Geliefert

Windige Leiharbeitsfirmen, ausgebeutete Paketboten und Gratisanpacker. Die Krise wirft ein Licht auf die Arbeitsbedingungen bei der teilstaatlichen Österreichischen Post

LUKAS MATZINGER
Politik, FALTER 22/20 vom 27.05.2020

Bundesheer/Daniel Trippolt

Als sie in der Woche nach Ostern die Nummer 1450 wählte, ahnte sie nicht, dass sie gerade eine Debatte über die Arbeitsbedingungen bei der Österreichischen Post anstieß.

Es war eine unschuldige Beobachtung, die eine Betreuerin der Flüchtlingsunterkunft Erdberg die Gesundheitshotline anrufen ließ: Einige der Bewohner hatten womöglich Corona-Symptome gezeigt. Und sollte es das Virus in das Heim geschafft haben, könnte das fatale Folgen haben.

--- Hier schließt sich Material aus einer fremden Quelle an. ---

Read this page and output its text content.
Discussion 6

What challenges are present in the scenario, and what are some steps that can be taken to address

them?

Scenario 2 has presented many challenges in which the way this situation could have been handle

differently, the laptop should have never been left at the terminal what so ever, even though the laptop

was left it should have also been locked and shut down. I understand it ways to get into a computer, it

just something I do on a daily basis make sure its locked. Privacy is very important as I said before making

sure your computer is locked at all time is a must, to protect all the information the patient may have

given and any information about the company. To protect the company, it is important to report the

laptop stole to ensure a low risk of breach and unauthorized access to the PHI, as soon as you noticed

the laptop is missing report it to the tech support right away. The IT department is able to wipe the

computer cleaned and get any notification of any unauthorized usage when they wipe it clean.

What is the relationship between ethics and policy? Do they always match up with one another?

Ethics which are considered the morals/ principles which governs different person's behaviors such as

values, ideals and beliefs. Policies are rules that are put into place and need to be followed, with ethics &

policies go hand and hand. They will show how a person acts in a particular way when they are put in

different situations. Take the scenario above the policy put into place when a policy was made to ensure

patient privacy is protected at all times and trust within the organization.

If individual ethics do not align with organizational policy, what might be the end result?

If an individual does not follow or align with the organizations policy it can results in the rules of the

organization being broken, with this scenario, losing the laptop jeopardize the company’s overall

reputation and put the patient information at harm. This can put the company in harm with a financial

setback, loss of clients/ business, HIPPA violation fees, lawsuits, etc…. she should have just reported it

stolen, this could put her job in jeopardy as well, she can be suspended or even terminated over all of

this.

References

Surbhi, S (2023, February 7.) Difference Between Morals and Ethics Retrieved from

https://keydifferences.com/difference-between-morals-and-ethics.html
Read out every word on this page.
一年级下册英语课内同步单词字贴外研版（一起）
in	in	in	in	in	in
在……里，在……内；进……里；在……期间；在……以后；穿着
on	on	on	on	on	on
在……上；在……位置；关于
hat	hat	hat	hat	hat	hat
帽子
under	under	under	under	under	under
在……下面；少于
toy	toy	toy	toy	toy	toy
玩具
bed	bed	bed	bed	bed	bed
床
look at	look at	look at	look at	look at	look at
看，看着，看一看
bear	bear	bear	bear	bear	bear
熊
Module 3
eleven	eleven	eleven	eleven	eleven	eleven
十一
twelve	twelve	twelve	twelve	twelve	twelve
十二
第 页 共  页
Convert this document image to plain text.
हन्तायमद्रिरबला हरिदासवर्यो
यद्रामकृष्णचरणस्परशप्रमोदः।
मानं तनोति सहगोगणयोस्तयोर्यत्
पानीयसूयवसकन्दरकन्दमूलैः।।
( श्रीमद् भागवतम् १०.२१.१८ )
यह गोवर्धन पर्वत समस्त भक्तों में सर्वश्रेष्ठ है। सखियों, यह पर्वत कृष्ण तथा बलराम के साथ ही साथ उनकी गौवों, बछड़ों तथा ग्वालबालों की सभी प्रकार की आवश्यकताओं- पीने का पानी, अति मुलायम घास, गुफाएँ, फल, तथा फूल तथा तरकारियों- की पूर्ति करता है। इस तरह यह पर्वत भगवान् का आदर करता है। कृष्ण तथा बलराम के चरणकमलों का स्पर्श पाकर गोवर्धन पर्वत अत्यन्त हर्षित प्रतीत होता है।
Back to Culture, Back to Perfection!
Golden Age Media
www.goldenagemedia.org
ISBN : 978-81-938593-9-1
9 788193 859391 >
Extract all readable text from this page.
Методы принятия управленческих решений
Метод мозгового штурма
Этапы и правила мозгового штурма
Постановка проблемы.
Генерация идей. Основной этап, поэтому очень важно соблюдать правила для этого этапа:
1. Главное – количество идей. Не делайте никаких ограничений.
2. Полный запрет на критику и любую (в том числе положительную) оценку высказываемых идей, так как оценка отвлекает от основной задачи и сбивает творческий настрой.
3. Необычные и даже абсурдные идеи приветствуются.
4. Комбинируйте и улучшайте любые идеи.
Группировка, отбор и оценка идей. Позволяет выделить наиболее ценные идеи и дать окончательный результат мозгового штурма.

Die Stadt Wien testete das Haus durch, Tage später galten von insgesamt 357 Getesteten vier Mitarbeiter und 24 Bewohner als positiv. Das ganze Haus zog in die Wiener Messe, und Wiens FPÖ-Vizebürgermeister Dominik Nepp hatte einen Grund, Corona zum "Asylantenvirus" zu erklären.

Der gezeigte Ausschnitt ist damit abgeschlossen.